GPU cluster storage fault

Updates

Resolved
17 December, 2024 at 02:34
Resolved
17 December, 2024 at 02:34
This incident has been resolved.
Update
16 December, 2024 at 23:27
Update
16 December, 2024 at 23:27
Personal dev-gpu / dev-cpu VMs can now be started via Xen Orchestra.
Some VMs may need some maintenance in order to start:
- VMs that were running during the incident may have unclean filesystems that need a repair. Generally you will see the boot process end with "(initramfs)" on the console. Contact service-desk@cst.cam.ac.uk for help.
- VMs that have not been booted for a long time may need a manual update to /etc/fstab. If your VM appears to start but you have no home directory or your home directory is read-only, either run "sudo cl-update-system" then reboot, or contact service-desk@cst.cam.ac.uk for help.
The shared servers dev-gpu-1 and dev-cpu-1 will be unavailable for a little while longer.
Update
16 December, 2024 at 18:37
Update
16 December, 2024 at 18:37
Access to GPU cluster home directories and scratch space has been restored using the new storage server; these are accessible from Lab-managed Linux systems outside the GPU VM cluster via /anfs/gpucluster/$USER and /anfs/gpuscratch respectively. You can access this data via SSH to slogin.cl.cam.ac.uk.
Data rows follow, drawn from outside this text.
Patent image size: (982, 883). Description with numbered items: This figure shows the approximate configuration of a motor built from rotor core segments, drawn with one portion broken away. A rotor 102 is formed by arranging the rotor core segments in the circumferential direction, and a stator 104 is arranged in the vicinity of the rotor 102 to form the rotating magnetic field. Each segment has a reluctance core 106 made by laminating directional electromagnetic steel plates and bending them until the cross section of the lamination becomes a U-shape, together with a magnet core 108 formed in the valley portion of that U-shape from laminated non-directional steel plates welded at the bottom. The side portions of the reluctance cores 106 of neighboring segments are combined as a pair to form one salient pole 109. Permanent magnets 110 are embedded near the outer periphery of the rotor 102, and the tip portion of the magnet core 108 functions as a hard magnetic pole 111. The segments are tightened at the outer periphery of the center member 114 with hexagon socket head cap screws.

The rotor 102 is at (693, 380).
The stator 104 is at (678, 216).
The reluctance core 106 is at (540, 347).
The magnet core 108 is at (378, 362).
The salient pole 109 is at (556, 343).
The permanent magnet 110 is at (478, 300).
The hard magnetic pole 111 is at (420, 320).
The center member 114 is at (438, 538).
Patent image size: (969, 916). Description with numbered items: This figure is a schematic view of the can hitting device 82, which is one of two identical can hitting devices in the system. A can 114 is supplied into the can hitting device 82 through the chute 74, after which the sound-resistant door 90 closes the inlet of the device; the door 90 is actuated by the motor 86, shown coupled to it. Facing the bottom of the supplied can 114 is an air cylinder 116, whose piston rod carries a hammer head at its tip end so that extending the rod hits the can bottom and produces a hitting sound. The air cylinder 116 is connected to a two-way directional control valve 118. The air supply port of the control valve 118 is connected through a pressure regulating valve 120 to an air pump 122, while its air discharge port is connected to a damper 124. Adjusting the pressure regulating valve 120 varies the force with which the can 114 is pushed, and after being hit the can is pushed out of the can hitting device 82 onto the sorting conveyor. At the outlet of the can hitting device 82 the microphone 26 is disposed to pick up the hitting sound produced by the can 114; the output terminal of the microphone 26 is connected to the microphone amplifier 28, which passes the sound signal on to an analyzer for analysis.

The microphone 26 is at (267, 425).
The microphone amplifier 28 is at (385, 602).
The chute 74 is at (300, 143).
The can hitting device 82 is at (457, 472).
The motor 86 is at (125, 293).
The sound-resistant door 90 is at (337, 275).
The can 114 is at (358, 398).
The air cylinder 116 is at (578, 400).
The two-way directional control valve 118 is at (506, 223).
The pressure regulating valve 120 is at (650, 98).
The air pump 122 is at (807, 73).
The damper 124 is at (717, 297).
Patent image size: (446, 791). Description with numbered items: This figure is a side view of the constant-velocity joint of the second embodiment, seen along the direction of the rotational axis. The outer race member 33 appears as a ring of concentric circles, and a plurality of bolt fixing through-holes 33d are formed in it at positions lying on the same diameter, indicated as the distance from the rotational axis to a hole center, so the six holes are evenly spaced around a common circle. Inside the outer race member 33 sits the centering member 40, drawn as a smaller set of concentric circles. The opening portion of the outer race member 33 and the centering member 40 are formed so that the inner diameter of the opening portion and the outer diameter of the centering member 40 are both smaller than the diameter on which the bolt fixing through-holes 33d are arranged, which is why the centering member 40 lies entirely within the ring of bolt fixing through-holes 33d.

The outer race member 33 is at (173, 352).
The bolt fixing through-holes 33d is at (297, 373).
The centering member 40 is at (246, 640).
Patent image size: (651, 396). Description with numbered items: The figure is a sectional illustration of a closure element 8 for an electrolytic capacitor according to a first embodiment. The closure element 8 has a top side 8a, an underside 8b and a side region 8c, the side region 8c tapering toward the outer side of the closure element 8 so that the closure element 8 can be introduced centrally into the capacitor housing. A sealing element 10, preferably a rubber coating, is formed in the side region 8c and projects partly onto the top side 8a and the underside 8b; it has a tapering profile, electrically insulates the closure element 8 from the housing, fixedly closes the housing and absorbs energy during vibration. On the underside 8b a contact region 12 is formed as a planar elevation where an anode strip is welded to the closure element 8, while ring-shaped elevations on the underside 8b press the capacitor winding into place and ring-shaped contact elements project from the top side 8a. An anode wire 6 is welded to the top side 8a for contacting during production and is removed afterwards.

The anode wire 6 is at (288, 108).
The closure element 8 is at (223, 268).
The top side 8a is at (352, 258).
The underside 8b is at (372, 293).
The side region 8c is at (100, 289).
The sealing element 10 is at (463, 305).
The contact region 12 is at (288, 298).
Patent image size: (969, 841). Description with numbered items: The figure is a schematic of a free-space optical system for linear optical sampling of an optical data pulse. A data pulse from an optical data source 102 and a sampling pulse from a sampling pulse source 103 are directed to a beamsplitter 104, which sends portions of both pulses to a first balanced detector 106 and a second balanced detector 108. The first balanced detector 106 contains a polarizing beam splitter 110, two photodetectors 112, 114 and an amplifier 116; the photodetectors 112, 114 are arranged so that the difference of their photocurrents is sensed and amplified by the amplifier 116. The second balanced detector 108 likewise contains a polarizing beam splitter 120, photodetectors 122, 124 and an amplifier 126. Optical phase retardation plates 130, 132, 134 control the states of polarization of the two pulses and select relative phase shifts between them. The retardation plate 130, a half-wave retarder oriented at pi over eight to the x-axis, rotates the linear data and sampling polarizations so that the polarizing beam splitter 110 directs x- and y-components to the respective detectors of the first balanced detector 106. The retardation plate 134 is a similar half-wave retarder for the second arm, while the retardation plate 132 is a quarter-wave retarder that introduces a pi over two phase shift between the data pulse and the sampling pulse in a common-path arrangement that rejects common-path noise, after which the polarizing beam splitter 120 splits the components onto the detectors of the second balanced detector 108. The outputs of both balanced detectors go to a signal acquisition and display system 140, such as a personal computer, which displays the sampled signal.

dev-gpu-acs will be available shortly, for ACS students' use only.
GPU/CPU development VMs and the shared servers dev-gpu-1 and dev-cpu-1 remain unavailable; copying their VM disks will take longer. They should be restored to service later this evening.
Update
16 December, 2024 at 18:10
Update
16 December, 2024 at 18:10
Please do not attempt to start or stop any dev-gpu or dev-cpu VM at this time. It won't be successful, and might cause your VM to get into a more broken state.
Identified
16 December, 2024 at 17:24
Identified
16 December, 2024 at 17:24
As the GPU cluster is currently unusable anyway due to a fault with the temporary storage server, and we have a replacement storage server ready to go into service, we will take this opportunity to migrate data to the new server. This may take a few hours.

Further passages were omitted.